With the eyes of the nation focused on the polls in Ohio, it's worth checking in on what's happening with evangelicals, who represent one-third of the electorate in the state. And we've got three weeks of polling by the same company with which to do so.

In its Oct. 5-8 canvas, which had Obama ahead by a single point (45-44), SurveyUSA showed evangelicals favoring Mitt Romney over the president by 57-37--a healthy margin, but significantly smaller than the 71-27 margin by which John McCain prevailed in 2008.

A week later, with Obama now ahead by three points (45-42), evangelical support for Romney hadn't budged, but had dropped for the president had dropped by five points, 57-32. 

And in the latest SurveyUSA poll, taken Oct. 20-23 and showing the president still ahead by three points (47-44), Romney has upped his portion of the evangelical vote to 60 percent while Obama has held steady at 32 percent. So over the three weeks, evangelicals have increased their margin of support for the GOP challenger by eight points.
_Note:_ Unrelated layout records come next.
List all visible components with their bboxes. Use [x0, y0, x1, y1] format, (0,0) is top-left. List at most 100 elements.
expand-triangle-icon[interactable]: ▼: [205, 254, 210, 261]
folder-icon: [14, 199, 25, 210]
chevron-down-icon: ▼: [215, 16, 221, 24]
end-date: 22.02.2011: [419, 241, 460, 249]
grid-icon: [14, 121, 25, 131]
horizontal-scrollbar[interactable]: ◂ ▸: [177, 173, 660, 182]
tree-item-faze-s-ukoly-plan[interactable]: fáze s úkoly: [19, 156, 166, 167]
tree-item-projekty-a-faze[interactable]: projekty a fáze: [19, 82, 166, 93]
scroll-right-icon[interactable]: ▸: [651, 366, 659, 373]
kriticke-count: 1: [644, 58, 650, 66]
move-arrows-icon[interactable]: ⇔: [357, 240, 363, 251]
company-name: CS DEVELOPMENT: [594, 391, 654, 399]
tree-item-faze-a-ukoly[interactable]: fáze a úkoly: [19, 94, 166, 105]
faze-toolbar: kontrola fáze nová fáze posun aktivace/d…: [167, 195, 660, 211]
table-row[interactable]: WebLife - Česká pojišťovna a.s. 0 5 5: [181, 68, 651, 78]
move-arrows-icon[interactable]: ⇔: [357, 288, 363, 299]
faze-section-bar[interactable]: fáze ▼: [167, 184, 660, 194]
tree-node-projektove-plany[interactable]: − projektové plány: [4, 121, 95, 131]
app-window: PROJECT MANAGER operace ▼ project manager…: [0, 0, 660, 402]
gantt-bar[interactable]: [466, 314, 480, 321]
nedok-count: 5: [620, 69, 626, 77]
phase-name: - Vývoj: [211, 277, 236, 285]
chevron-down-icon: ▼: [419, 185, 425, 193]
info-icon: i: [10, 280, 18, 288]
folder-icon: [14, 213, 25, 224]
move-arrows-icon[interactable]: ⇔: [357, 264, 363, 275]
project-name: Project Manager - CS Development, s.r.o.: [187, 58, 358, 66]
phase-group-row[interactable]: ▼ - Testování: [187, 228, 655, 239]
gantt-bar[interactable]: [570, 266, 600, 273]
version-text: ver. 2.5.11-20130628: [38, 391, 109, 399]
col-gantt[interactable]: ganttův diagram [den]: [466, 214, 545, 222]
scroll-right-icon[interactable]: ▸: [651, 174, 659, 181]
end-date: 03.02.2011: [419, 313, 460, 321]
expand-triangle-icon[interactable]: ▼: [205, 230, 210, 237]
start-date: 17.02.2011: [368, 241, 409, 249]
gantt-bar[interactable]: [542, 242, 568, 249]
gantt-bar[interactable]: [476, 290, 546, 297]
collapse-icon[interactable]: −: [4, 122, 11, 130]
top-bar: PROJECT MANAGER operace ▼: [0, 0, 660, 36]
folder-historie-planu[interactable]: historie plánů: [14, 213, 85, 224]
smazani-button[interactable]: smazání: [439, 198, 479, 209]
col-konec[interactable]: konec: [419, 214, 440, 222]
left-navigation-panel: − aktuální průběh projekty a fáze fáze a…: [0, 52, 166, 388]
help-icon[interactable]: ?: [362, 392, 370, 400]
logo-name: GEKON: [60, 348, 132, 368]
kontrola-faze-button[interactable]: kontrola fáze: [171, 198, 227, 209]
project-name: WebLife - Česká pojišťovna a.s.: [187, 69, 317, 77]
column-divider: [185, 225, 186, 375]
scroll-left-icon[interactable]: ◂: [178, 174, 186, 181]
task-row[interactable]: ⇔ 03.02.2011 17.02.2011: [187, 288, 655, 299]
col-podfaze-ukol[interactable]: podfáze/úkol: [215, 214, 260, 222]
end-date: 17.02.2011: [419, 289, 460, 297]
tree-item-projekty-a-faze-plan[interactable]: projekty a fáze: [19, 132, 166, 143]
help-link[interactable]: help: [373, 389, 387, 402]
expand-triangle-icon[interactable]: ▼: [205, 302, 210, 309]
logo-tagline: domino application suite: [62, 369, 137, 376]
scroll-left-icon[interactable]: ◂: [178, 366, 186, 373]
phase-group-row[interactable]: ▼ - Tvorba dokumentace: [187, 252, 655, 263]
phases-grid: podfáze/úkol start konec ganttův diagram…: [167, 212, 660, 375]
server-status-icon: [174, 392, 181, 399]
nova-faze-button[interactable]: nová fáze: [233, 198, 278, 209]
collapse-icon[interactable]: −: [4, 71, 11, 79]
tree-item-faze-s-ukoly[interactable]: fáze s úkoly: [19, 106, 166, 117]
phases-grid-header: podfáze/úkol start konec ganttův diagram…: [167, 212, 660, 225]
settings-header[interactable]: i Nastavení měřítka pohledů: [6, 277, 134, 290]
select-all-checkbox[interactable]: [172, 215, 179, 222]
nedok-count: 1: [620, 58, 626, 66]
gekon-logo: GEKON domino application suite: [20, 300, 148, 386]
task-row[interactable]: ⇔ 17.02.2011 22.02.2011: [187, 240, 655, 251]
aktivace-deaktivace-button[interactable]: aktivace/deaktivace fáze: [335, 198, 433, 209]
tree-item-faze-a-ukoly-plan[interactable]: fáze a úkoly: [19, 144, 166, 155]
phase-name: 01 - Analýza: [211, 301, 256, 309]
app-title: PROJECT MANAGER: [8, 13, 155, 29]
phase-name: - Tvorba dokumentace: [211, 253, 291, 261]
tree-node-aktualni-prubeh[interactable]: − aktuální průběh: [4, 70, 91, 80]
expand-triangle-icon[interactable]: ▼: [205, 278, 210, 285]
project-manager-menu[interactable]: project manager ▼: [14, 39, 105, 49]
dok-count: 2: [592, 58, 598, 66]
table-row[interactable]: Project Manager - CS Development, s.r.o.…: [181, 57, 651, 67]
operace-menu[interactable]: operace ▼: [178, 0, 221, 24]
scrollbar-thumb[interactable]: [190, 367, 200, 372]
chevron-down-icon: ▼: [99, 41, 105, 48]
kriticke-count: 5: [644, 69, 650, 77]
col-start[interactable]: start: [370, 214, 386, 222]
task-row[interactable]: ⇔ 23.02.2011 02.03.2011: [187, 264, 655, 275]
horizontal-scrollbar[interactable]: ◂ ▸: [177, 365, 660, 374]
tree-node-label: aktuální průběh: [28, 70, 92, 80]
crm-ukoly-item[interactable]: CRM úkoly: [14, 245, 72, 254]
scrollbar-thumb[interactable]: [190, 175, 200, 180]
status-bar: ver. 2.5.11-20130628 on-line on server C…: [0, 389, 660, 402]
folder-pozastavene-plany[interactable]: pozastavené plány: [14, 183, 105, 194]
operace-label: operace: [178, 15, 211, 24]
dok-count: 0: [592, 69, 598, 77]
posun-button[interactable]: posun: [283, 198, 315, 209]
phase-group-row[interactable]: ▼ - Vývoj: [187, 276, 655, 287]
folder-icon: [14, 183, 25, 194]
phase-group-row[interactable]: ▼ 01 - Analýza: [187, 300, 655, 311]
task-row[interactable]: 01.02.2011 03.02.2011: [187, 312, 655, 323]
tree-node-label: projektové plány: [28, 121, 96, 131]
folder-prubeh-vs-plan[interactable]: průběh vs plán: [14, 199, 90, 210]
Meanwhile, over the same three weeks non-evangelicals have steadily increased their support for the president, from 50 percent to 53 percent to 56 percent. Romney's support, on the other hand, has shrunk slightly, from 38 percent to 36 percent. The non-evangelical margin of support for Obama has thus increased by eight point, exactly the same by which evangelical support has increased for Romney.

In 2008, McCain got 36 percent of the non-evangelical vote in Ohio, while Obama got 63 percent of it. The bottom line is that non-evangelicals are looking to split their vote between the Democratic and Republican candidates at just about the same rate as they did last time. Evangelicals, however, remain significantly less supportive of Romney than they were of McCain. The big question is whether Ralph Reed and the pastors can move the numbers.


  1. We found something which we believe all those who consider themselves Christians should keep in mind when they vote.  There is something the Mormons call the White Horse Prophecy.  Mormons will tell you it is no big deal, but there are elders in the LDS church who do believe it, and it seems to fit.  The White Horse Prophecy basically says that the US will reach a point where it is crumbling, the “Constitution hanging by a thread,” and a Mormon hero will appear to save the day, the “White Horse,” who will be elected president.  This is said by Mormons (in fact it is attributed to be said by Joseph Smith, the founder of the Mormons) to be the first White Horse in Revelations, in the Bible, the one which appears before the Red Horse.  The troubling thing about this prophecy is that, as anyone who has studied Revelations will tell you, this White Horse is interpreted as being the Anti-Christ.  It seems Joseph Smith either did not know his Bible, or something even more sinister.  Why has the LDS church never outright denied or rejected this prophesy?  Considering the implications, you would think they would have.